I studied Nihongo online for over a year through Kumon. If you haven’t heard about it, it’s just one of the many language schools here in Japan. You can also find it in some selected areas in the Philippines. Due to an agreement, I’m not at liberty to share the details in terms of their teaching techniques. But for what it’s worth, I learned a lot. It was a bit tough and it got to a point where I felt exhausted. I reckoned I needed to take a breather. Up until now I haven’t made up my mind whether to start again or enroll myself in a different school.

When I’m away from the blogging world, I go about my life as a housewife. I flip through the pages of these books to learn Japanese at my leisure. They have helped me recall what I previously learned and at the same time enlightened me with new useful things. I got them from the local bookstore. You can spot them at the language learning section. Please note that this isn’t a sponsored post. I’m only recommending these books so to help those Japanese language learners out there.

If you just want to study Nihongo with no pressure at all, check out these books.

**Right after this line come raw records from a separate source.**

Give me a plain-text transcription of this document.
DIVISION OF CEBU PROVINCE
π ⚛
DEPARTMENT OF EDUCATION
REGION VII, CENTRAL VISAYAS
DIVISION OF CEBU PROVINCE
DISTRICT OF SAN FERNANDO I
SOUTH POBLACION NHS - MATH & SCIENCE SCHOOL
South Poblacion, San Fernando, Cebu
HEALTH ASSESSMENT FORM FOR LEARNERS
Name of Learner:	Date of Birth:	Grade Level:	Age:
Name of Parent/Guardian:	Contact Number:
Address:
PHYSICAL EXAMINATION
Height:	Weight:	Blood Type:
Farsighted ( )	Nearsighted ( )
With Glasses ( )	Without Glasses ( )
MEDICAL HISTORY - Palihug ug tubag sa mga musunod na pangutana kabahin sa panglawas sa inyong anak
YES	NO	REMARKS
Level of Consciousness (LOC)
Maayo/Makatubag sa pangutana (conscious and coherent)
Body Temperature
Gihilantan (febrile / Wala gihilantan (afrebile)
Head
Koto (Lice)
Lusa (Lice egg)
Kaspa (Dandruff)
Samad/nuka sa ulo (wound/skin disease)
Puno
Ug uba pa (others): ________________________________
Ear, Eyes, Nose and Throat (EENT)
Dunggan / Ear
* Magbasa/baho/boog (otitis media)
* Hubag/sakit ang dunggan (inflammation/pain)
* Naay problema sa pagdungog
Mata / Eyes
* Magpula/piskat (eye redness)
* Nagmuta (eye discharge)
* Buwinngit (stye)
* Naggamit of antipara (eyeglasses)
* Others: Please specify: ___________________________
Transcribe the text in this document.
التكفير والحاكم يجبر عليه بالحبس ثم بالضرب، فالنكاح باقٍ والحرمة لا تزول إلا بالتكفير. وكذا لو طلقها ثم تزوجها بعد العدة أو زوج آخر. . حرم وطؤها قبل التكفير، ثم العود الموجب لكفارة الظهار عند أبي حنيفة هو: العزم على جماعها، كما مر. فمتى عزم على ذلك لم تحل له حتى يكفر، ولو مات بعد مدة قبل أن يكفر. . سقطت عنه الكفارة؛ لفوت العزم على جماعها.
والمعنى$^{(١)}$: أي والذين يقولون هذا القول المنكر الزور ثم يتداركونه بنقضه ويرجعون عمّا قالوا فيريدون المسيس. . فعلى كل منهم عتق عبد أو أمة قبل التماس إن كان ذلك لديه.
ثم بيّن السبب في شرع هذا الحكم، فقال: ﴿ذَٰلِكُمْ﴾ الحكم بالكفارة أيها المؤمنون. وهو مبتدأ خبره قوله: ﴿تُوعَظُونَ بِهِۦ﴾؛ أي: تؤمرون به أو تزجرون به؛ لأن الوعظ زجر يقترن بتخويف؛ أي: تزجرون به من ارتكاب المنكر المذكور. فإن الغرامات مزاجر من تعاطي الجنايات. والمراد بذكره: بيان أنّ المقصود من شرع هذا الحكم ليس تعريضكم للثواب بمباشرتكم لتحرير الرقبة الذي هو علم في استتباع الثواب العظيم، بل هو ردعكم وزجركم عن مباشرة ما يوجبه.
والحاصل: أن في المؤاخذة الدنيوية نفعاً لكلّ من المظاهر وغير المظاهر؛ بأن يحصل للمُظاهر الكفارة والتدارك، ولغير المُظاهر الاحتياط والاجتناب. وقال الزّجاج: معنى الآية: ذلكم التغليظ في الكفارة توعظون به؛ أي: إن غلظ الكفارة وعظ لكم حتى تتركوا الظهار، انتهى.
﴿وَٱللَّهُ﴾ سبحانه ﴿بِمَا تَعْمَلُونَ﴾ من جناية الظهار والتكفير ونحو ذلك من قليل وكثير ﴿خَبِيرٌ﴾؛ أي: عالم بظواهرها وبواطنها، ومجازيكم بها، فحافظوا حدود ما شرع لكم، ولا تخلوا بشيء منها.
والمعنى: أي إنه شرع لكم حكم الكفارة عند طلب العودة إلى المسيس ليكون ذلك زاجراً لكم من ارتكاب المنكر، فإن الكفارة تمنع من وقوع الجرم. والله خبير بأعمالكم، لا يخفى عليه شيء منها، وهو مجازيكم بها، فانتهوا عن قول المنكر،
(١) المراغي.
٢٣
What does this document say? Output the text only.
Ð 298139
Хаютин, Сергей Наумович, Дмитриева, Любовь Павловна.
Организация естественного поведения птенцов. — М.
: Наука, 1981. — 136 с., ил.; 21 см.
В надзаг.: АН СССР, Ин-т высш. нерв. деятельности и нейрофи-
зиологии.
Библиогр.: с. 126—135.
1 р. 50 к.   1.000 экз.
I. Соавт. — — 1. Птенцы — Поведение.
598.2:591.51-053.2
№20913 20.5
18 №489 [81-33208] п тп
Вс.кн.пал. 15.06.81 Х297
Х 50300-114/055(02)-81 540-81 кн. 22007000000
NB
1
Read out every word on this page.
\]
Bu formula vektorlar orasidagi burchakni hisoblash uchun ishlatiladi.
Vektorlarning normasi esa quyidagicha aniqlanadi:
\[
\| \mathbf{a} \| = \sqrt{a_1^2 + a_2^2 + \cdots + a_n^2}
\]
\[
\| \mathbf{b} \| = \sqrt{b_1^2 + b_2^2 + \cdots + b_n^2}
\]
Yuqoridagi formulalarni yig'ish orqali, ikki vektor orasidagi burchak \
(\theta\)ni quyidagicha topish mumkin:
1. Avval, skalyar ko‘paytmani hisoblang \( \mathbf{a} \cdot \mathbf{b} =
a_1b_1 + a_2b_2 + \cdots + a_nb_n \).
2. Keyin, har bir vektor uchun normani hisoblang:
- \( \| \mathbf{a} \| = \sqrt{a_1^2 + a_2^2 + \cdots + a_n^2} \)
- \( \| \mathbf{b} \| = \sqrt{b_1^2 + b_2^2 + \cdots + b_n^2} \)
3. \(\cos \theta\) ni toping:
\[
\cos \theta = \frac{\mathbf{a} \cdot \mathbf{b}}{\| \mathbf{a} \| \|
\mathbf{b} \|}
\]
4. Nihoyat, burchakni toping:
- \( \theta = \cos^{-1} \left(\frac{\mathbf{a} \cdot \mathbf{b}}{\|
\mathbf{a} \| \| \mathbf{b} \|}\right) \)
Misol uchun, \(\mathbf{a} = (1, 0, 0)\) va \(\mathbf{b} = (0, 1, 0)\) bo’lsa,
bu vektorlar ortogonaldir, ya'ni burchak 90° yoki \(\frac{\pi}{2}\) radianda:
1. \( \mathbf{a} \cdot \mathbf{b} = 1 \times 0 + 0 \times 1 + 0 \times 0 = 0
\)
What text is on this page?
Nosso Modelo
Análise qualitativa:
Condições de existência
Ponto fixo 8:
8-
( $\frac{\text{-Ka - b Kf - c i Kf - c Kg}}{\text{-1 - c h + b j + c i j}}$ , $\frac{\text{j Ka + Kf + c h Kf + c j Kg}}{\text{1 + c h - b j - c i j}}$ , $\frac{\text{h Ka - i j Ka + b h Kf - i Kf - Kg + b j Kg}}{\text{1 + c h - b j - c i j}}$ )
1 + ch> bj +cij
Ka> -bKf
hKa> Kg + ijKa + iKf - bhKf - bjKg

Don’t mind the page markers. lol

Based on experience and as a language instructor myself, the very first step to learning a foreign language that has its own special writing system is to familiarize its characters. In this case, you should start by getting yourself acquainted with hiragana and katakana. This book will definitely do the tricks for you. It lets you practice writing and reading both with ease.

Once you’ve mastered hiragana and katakana, you can now start using books that help you learn practical Nihongo for daily conversations. This book’s cover says it all. I’m actually using this one these days and I’m glad I chose this over the others. It doesn’t talk too much about grammar or technical matters. It’s more on giving examples and tips which won’t be too overwhelming for beginners. Once I’m done with this, I’ll begin with the 3rd one below.

I should say this one is like the upgraded version of the second one with regard to introducing words, expressions, and the likes. Furthermore, it has the grammar section that’s easy to comprehend. This is also the friendly version of the popular Japanese textbook that’s written only in Japanese that’s commonly used in community language centers with volunteer teachers. Before moving on to that one, you might want to stick around with this one first in order to avoid frustrations. It’s like preparing yourself for the real battle. Kidding, but it seems like it.
Don’t hesitate to ask if you want further details of these books. If you’re currently learning Nihongo, 頑張ってください!

How do you study Nihongo? Do you have textbooks to recommend?